The problem with today’s SIP is the marketing around that and the mutual fund industry is guilty of that. A SIP is just a method of investing and it is not a guaranteed road to riches. Now, having said that, it is still the best tool available to a retail investor. Now, is a SIP perfect? Hell now! But for salaried people, and most Indians are, it is the best way to invest given that people won’t have huge amounts of cash lying around.
Now, should you create a SIP and forget? Absolutely not! Plenty of things can go wrong. You might pick a shitty fund, or the next 10 years maybe a prolonged bear market where equities do nothing. This where you asset allocation comes into play. For example, in the last 1-year, a Liquid fund would have given you more returns than smal-cap, mid-cap, or a large-cap fund
How can you really plan for any investment scheme honestly even if she replies somewhat on let’s say 5 or 10 or 15 years other then for example fixed deposit ? And even in that case for such amount of time it’s all really unpredictable, are you with me here ?
I am seeking some real life examples to check if the real-life scenarios listed in the following can be refuted.
There is no sanity in blindly going for an investment strategy like SIP, without having some concrete details. SIP is a long term committment, and needs years to frutify. Unless I have some evidence, I will not go for it. Rather, I’ll stay away from SIP given the clear examples and scenarios in the above article.
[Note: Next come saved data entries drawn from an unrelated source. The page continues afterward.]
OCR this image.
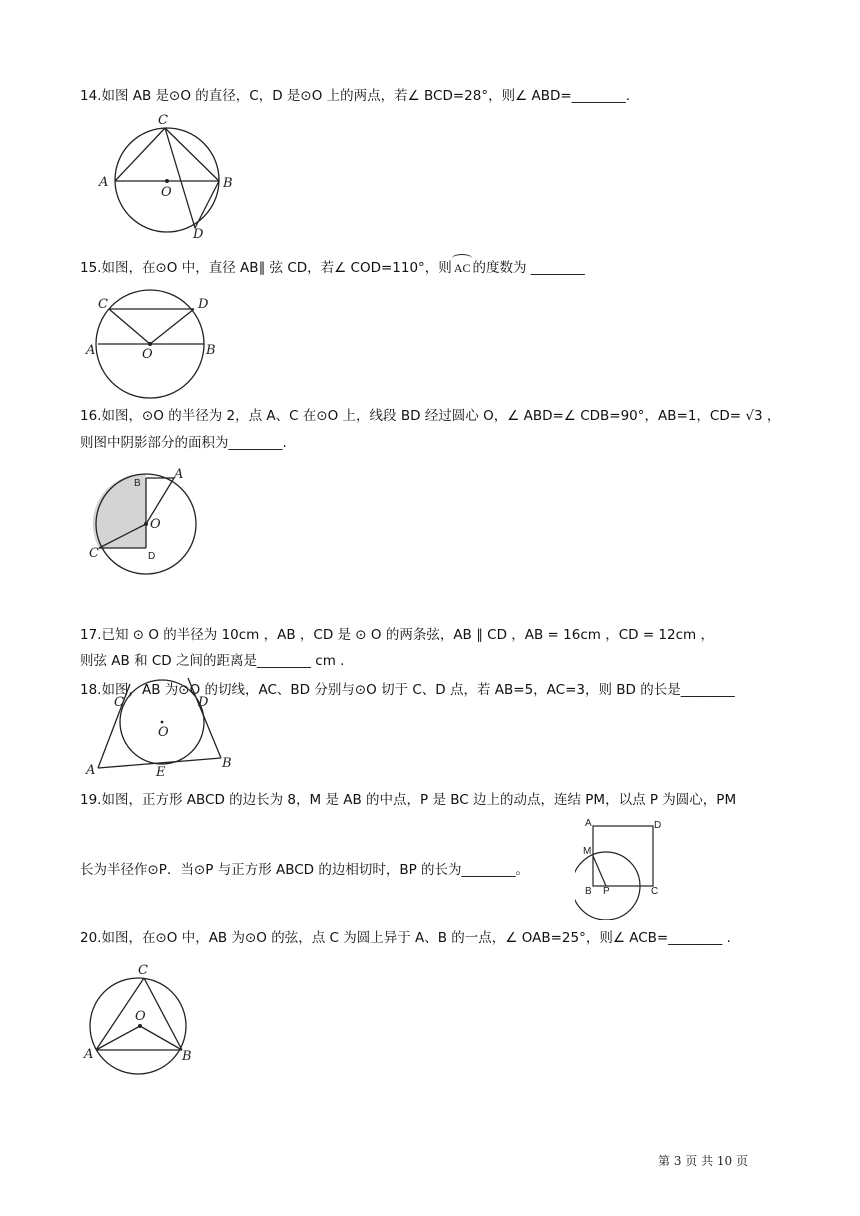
14.如图 AB 是⊙O 的直径，C，D 是⊙O 上的两点，若∠ BCD=28°，则∠ ABD=________.
A	B
C
D
O
15.如图，在⊙O 中，直径 AB∥ 弦 CD，若∠ COD=110°，则 AC 的度数为 ________
A	B
C	D
O
16.如图，⊙O 的半径为 2，点 A、C 在⊙O 上，线段 BD 经过圆心 O，∠ ABD=∠ CDB=90°，AB=1，CD= √3 ，
则图中阴影部分的面积为________.
B
A
O
C	D
17.已知 ⊙ O 的半径为 10cm ，AB ，CD 是 ⊙ O 的两条弦，AB ∥ CD ，AB = 16cm ，CD = 12cm ，
则弦 AB 和 CD 之间的距离是________ cm .
18.如图，AB 为⊙O 的切线，AC、BD 分别与⊙O 切于 C、D 点，若 AB=5，AC=3，则 BD 的长是________
A	B
C	D
E
O
19.如图，正方形 ABCD 的边长为 8，M 是 AB 的中点，P 是 BC 边上的动点，连结 PM，以点 P 为圆心，PM
长为半径作⊙P．当⊙P 与正方形 ABCD 的边相切时，BP 的长为________。
A	D
M
B P	C
20.如图，在⊙O 中，AB 为⊙O 的弦，点 C 为圆上异于 A、B 的一点，∠ OAB=25°，则∠ ACB=________ .
C
O
A	B
第 3 页 共 10 页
I havn’t done SIP in mutual funds but I do it in some large cap stocks and it gives good returns if you keep booking profits at regular interval and re invest the capital.
From my experience, if one does SIP in bear market it will give good returns later on.
Looks like the general opinion getting a thumbs-up on this thread matches with that mentioned in the FKnol.com article…to avoid the SIP route, and be more-or-less an active trader with close watch and profit booking at regular intervals. That article rightly justifies avoiding SIP with multiple examples of scenario analysis.
He is calculating the return on Investment only of 1 year. Any return on investment in equity/mutual funds need to be looked at from a 5 year perspective at least. One year return is not a measure to check the veracity of a system.
The return he calculated in the first case of 41% is not comparable with his 100% return. He has ignored the time value of money. He is only investing monthly in a SIP and in the former case, he has invested the full value on day 1.
Ideally, the investment in SIP should be discontinued when the returns go beyond 20%. Thereafter the risk reward may not be in favor. Just hold on to the invested amount. It will generate tremendous returns. Or other option is to reduce the SIP amount. This is a unwritten rule of SIP.
I had personally recommended SIPs to friends who invested from 2008 to 2011 and then stopped it. He sold the investments in May 2018 with a CAGR of 28%.
You are right about the article talking about only 1 year. But it obviously can be extended to multiple years.
The beauty is that it clearly covers three different scenarios which are realistically possible in the market, and in all three it proves that SIP fails big time.
Your third point is valid - encash after 20% return. These are the kind of inputs I (or any other investor) will look for. That’s why that article forms the foundation of any such important decision making about investment.
Please add on the valuable inputs for everyone’s benefit.
SIP will fail unless you stick to it.
Nobody can time the market.
If you invest in a good fund or stock by SIP route, you should get good returns, provided the market is not in a prolonged bear market like happened in Japan. SIP encourages regular investing taking the emotion out of it. You get maximum benefit in a bear market- more units for your cash which will benefit you when market turns around
On a lighter note, it is the SIP flows which propping up nifty and sensex compared to broader market. Spread these forwards so that most people stop their SIPs and let the market crash and one can buy at cheap valuations
SIP is an accumulation strategy. If you looked at last 20 years history of monthly returns, if you missed the top 5 months, your wealth would be considerably less. SIP is the only way to spend time in the market than to time the market.
I was of the view that SIPs are a good idea when I started reading this thread. So I thought I’ll check some facts… Think about it like this, if you had started a SIP in 2006 what would be the value of that today? I have just checked for HDFC TOP 100 fund and ICICI Pru Bluechip fund, just as examples. I started on Sept 3, 2006 and returns as in today Sept 3, 2019. Shocked to learn that returns are negative by more than 30pc. As in I’m SHOCKED TO LEARN THIS. I checked on mysiponline dot com.
Hi, Since you seem to be convinced SIP is bad, what is the alternative? As many people have said before, nobody can time the market. And no one who has a lump sum is going to invest as SIP.
In my opinion, SIP is the best way to accumulate funds or stocks to provide decent returns over long term.